La combinazione del realismo politico con il relativismo etico nel discorso di Kohen, è segno della confusione che regna nel nostro modo di intendere la giustizia e, di conseguenza, la democrazia.
Il consenso è condizione necessaria della democrazia che, tuttavia, diventa sufficiente solo in presenza della giustizia: l’ugual diritto dei cittadini di realizzare il loro modo di vivere secondo le loro potenzialità e le loro inclinazioni.
La giustizia è protetta dal consenso, ma non deriva da esso: essendo il fondamento della condizione umana, la parità di tutti sul piano del desiderio non si decide per votazione.
È il grado di uguaglianza dei cittadini all’interno della Polis che decide della possibilità della maggioranza (necessariamente variabile) di rappresentarli tutti nella gestione dell’interesse comune.
Conseguentemente, la gestione del conflitto politico attraverso il suffragio universale è tanto più democratica quanto più aspira all’uguaglianza. Nella direzione opposta, più si allontana dall’uguaglianza, più il consenso maggioritario diventa strumento di conformazione di tutti a un principio totalitario.
Sfortunatamente (ma non incomprensibilmente) nell’esperienza reale la validità del principio di uguaglianza è confermata più da esempi negativi che da esempi positivi.
La dissuasione prodotta delle catastrofi a cui conduce la violazione del principio della fraternità umana, è più forte della persuasione derivante dalle situazioni di prosperità che il suo rispetto garantisce.
Di conseguenza l’amministrazione della giustizia si fonda eticamente sulla punizione dell’infrazione del diritto dell’altro e non sulla premiazione del suo riconoscimento.
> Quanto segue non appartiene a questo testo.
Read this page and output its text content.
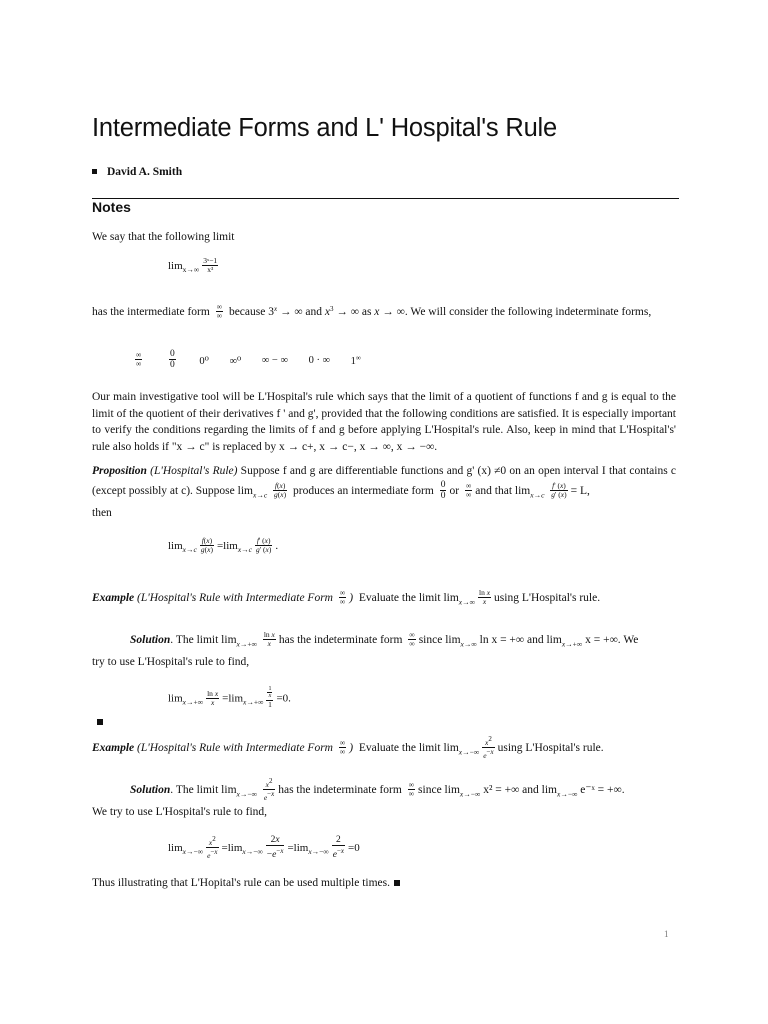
Intermediate Forms and L' Hospital's Rule
David A. Smith
Notes
We say that the following limit
$\lim_{x\to\infty} \frac{\text{3ˣ−1}}{\text{x³}}$
has the intermediate form $\frac{\infty}{\infty}$ because $3^x$ → ∞ and $x^3$ → ∞ as x → ∞. We will consider the following indeterminate forms,
$\frac{\infty}{\infty}$
	$\frac{0}{0} 0^0$ ∞⁰ ∞ − ∞ 0 · ∞ 1∞
Our main investigative tool will be L'Hospital's rule which says that the limit of a quotient of functions f and g is equal to the limit of the quotient of their derivatives f ' and g', provided that the following conditions are satisfied. It is especially important to verify the conditions regarding the limits of f and g before applying L'Hospital's rule. Also, keep in mind that L'Hospital's' rule also holds if "x → c" is replaced by x → c+, x → c−, x → ∞, x → −∞.
Proposition (L'Hospital's Rule) Suppose f and g are differentiable functions and g' (x) ≠0 on an open interval I that contains c (except possibly at c). Suppose $\lim_{x\to c} \frac{f(x)}{g(x)}$ produces an intermediate form $\frac{0}{0}$ or $\frac{\infty}{\infty}$ and that $\lim_{x\to c} \frac{f' (x)}{g' (x)} = L$,
then
$\lim_{x\to c} \frac{f(x)}{g(x)} =\lim_{x\to c} \frac{f' (x)}{g' (x)}$ .
Example (L'Hospital's Rule with Intermediate Form $\frac{\infty}{\infty}$ ) Evaluate the limit $\lim_{x\to\infty} \frac{\text{ln x}}{x}$ using L'Hospital's rule.
Solution. The limit $\lim_{x\to+\infty} \frac{\text{ln x}}{x}$ has the indeterminate form $\frac{\infty}{\infty}$ since $\lim_{x\to\infty} \ln x$ = +∞ and $\lim_{x\to+\infty} x$ = +∞. We
try to use L'Hospital's rule to find,
$\lim_{x\to+\infty} \frac{\text{ln x}}{x} =\lim_{x\to+\infty} \frac{\frac{1}{x}}{1} =0$.
Example (L'Hospital's Rule with Intermediate Form $\frac{\infty}{\infty}$ ) Evaluate the limit $\lim_{x\to-\infty} \frac{x^2}{e^{-x}}$ using L'Hospital's rule.
Solution. The limit $\lim_{x\to-\infty} \frac{x^2}{e^{-x}}$ has the indeterminate form $\frac{\infty}{\infty}$ since $\lim_{x\to-\infty} x^2$ = +∞ and $\lim_{x\to-\infty}$ e⁻ˣ = +∞.
We try to use L'Hospital's rule to find,
$\lim_{x\to-\infty} \frac{x^2}{e^{-x}} =\lim_{x\to-\infty} \frac{2x}{-e^{-x}} =\lim_{x\to-\infty} \frac{2}{e^{-x}} =0$
Thus illustrating that L'Hopital's rule can be used multiple times.
1
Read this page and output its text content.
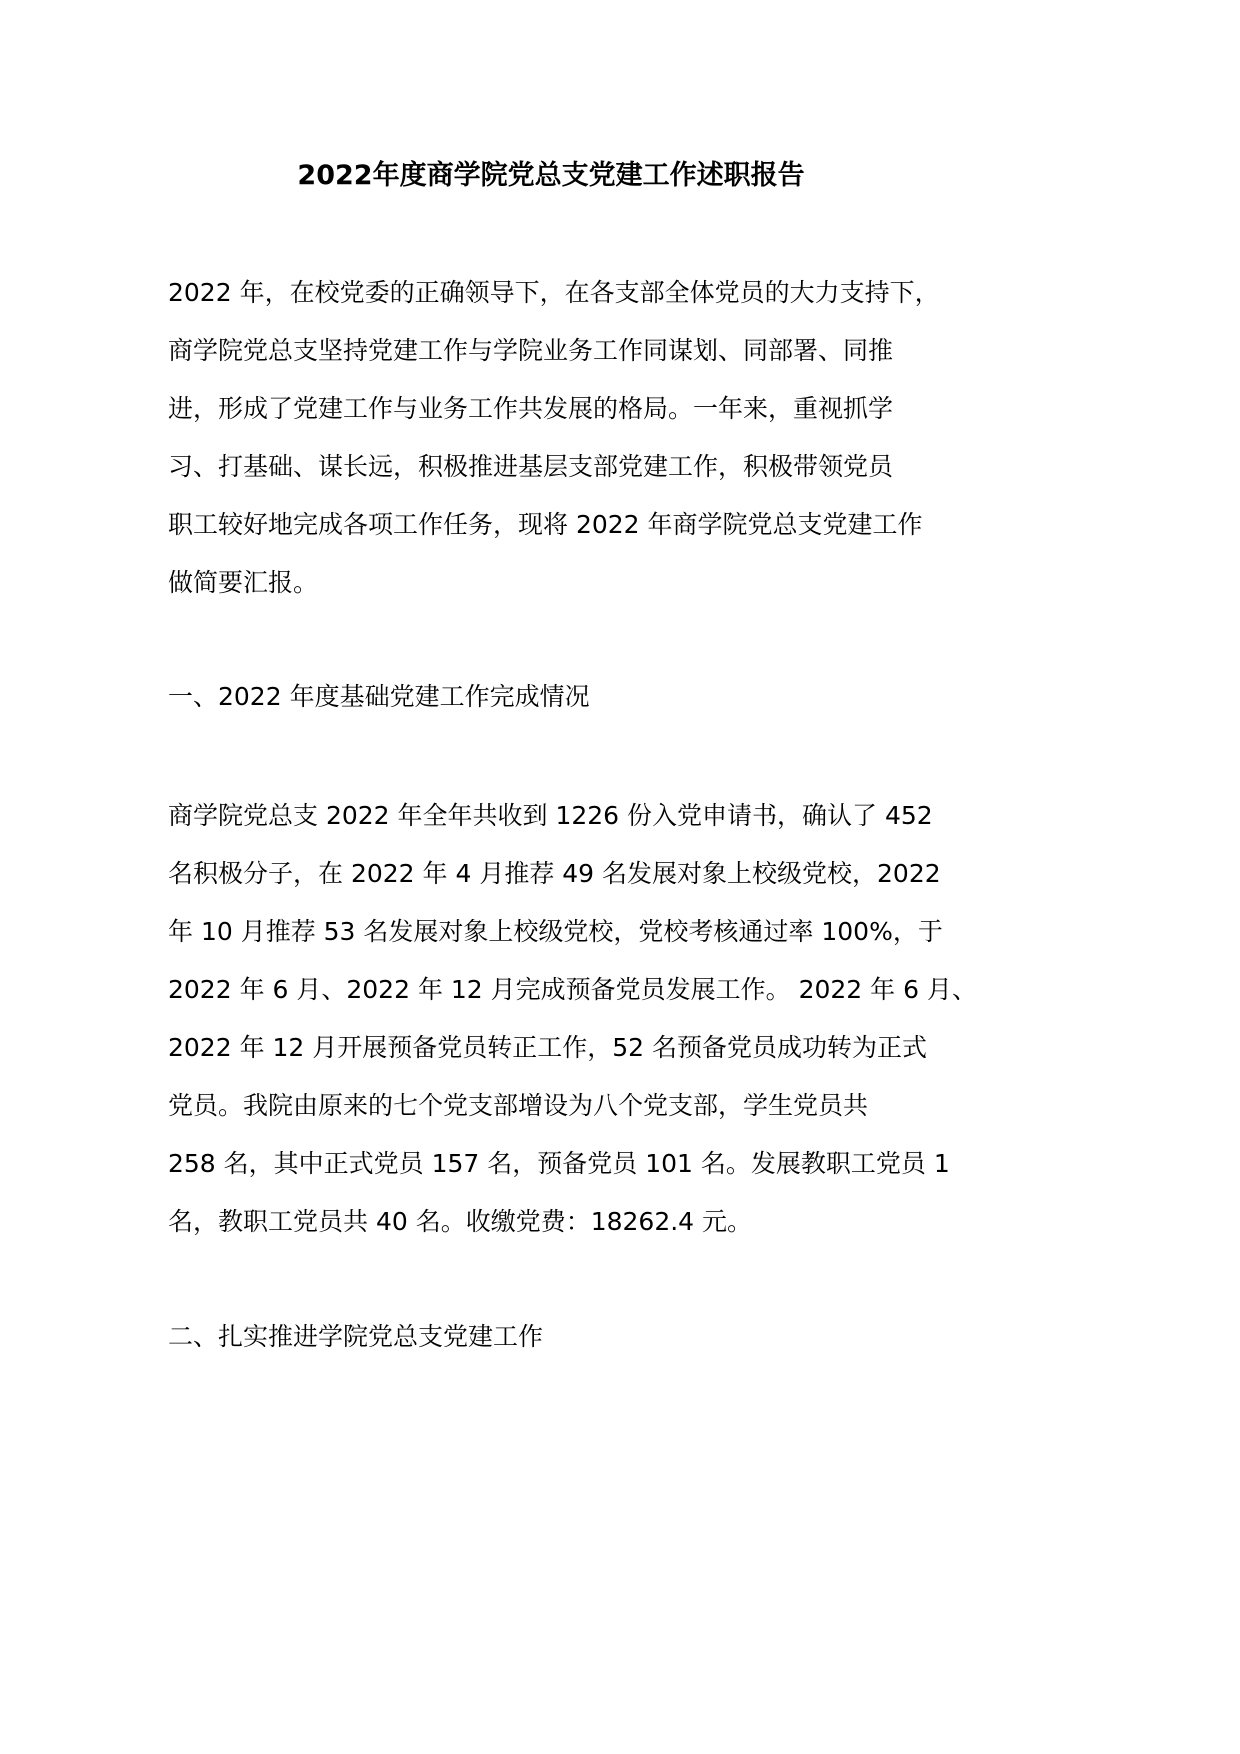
2022年度商学院党总支党建工作述职报告

2022 年，在校党委的正确领导下，在各支部全体党员的大力支持下，
商学院党总支坚持党建工作与学院业务工作同谋划、同部署、同推
进，形成了党建工作与业务工作共发展的格局。一年来，重视抓学
习、打基础、谋长远，积极推进基层支部党建工作，积极带领党员
职工较好地完成各项工作任务，现将 2022 年商学院党总支党建工作
做简要汇报。

一、2022 年度基础党建工作完成情况

商学院党总支 2022 年全年共收到 1226 份入党申请书，确认了 452
名积极分子，在 2022 年 4 月推荐 49 名发展对象上校级党校，2022
年 10 月推荐 53 名发展对象上校级党校，党校考核通过率 100%，于
2022 年 6 月、2022 年 12 月完成预备党员发展工作。 2022 年 6 月、
2022 年 12 月开展预备党员转正工作，52 名预备党员成功转为正式
党员。我院由原来的七个党支部增设为八个党支部，学生党员共
258 名，其中正式党员 157 名，预备党员 101 名。发展教职工党员 1
名，教职工党员共 40 名。收缴党费：18262.4 元。

二、扎实推进学院党总支党建工作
Ciò che è punito è l’hubris: l’espandersi in modo disordinato, arrogante del proprio spazio senza alcuna preoccupazione per lo spazio dell’altro.
La punizione è proporzionata al grado di intenzionalità e non a quella del danno, perché deve sancire, di fronte ai capaci di intenderlo, il principio di inviolabilità di un limite e non essere usata come vendetta.
Tuttavia, in ogni misfatto intenzionale il danno provocato aumenta proporzionatamente alla sua componente di preterintenzionalità: l’intenzionalità di danneggiare che supera la capacità di intendere l’entità del danno.
L’hubris vera e propria è questa e la punizione assume qui il suo significato catartico: “Per te, capace e, al tempo stesso, non capace di intendere (ora o per sempre), e per tutti noi che ci vogliamo capaci, valga l’inammissibilità assoluta del fatto da te compiuto; chiunque lo compia sarà duramente sanzionato”.
La sanzione ripristina un limite invalicabile.
E per questo non può a sua volta valicarlo.
Ragion per cui, una volta punito secondo legge per la sua intenzionalità/preterintenzionalità e non per l’entità del danno, Breivik non può essere discriminato nei suoi diritti di detenuto. È improbabile che questo serva a restituirgli la sua umanità.
Ma serve a noi per conservare la nostra.